Lyra nodded. Pantalaimon leapt from her neck to accommodate her swinging her bag from the back and pulling out an extremely old leather-bound book full of legends and prophecies. River sat down with the girl on the grass, and read the prophecy in question, though what she seemed to think she could glean from it, Jenny did not know.

The others sat down on the grassy lakeside as well. Their number had dramatically increased, if the ice bears and mulefa were included. There were about a dozen of them combined, but she couldn't be sure, as they looked so similar. Only King Iorek Byrnison was distinguishable from the rest of the bears; his armour was different, and Jenny had long since lost track of which mulefa was Atal.

"What do we do now?" Jenny asked her father.

"I don't know," he murmured, truthfully.

"I think I can help you with that," said Lyra. They looked around to see her dæmon crawl into her backpack, and return with an object, swathed in cloth, clamped securely in his teeth. He deposited this on Lyra's lap. She murmured thanks to the pine-marten, stroking its fur before she removed a round, golden object. It seemed like an over-sized pocket-watch.

"It's an alethiometer," she explained, as she opened it, tucked her hair behind her ear and twiddled with the dials. "It tells truth. What do you want to know?"

"Where do we go from here? What do we do?"

Lyra nodded, focusing her concentration on the alethiometer. A minute of two later, she spoke up. "It says that our number is too small, and two weak. And it says to you, Doctor, that you need to gather your old friends. The ones that travelled with you, that saved the universe before. The 'children of time'; the defender of the earth, the one who left, the one who forgot, the one who waited, and the others who travelled with you. It says that two of them are already here …"

"Let me see that," the Doctor said suddenly. Lyra handed to instrument over to him.

"You mightn't be able to understand it," she warned.

"Dad?" Jenny asked. He didn't answer, focusing on the object in his hand. It seemed as though he'd asked the question out loud, but he hadn't. Jenny still heard it, reverberating inside her head, Why Donna? She heard the answer too, in a strange, female voice.
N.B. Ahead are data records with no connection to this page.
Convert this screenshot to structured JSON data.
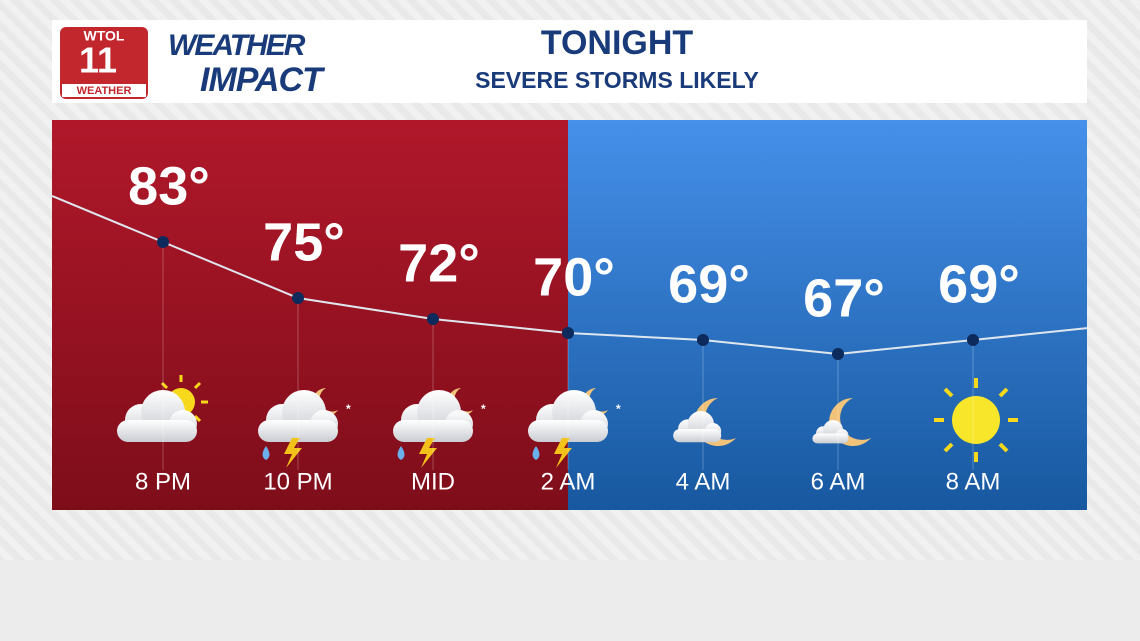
{
  "header": {
    "logo_station": "WTOL",
    "logo_channel": "11",
    "logo_label": "WEATHER",
    "brand_top": "WEATHER",
    "brand_bottom": "IMPACT"
  },
  "chart_data": {
    "type": "line",
    "title": "TONIGHT",
    "subtitle": "SEVERE STORMS LIKELY",
    "categories": [
      "8 PM",
      "10 PM",
      "MID",
      "2 AM",
      "4 AM",
      "6 AM",
      "8 AM"
    ],
    "values": [
      83,
      75,
      72,
      70,
      69,
      67,
      69
    ],
    "value_labels": [
      "83°",
      "75°",
      "72°",
      "70°",
      "69°",
      "67°",
      "69°"
    ],
    "color": "#dfe6ee",
    "marker_color": "#0d2a5c"
  }
}
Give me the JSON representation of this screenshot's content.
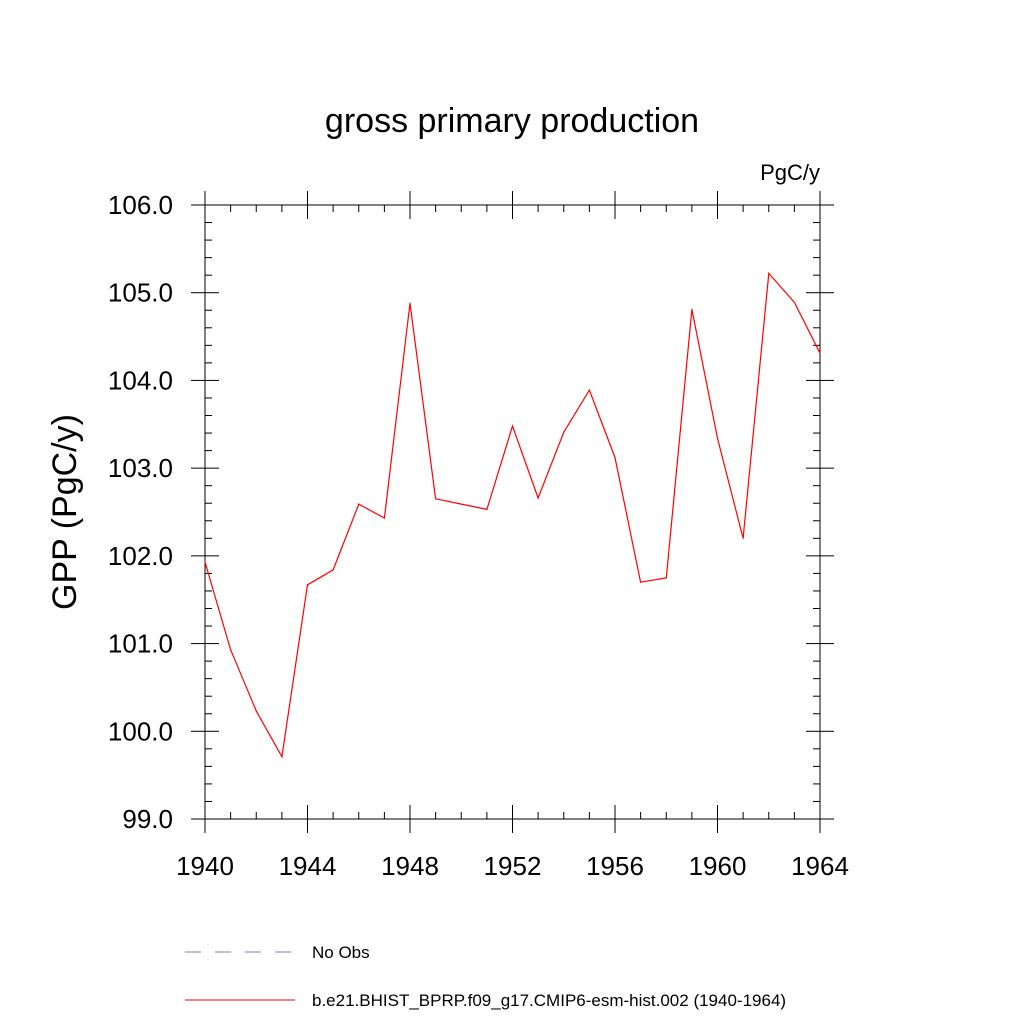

She is the strongest. She has your brain, though she does not know it any longer. She must fight; she is the only hope for this universe and all others.

Jenny glanced at her father, but he still did not look her way. Instead she probed his mind gently with hers, indicating that she had heard.

He still did not acknowledge it, instead asking the alethiometer a second question. Will she die if she remembers?

And the answer. Yes.


Another apology, sorry if this is too long. Hopefully I'll have three/four parts of roughly the same length. So far I've only written two pages of the second part, though.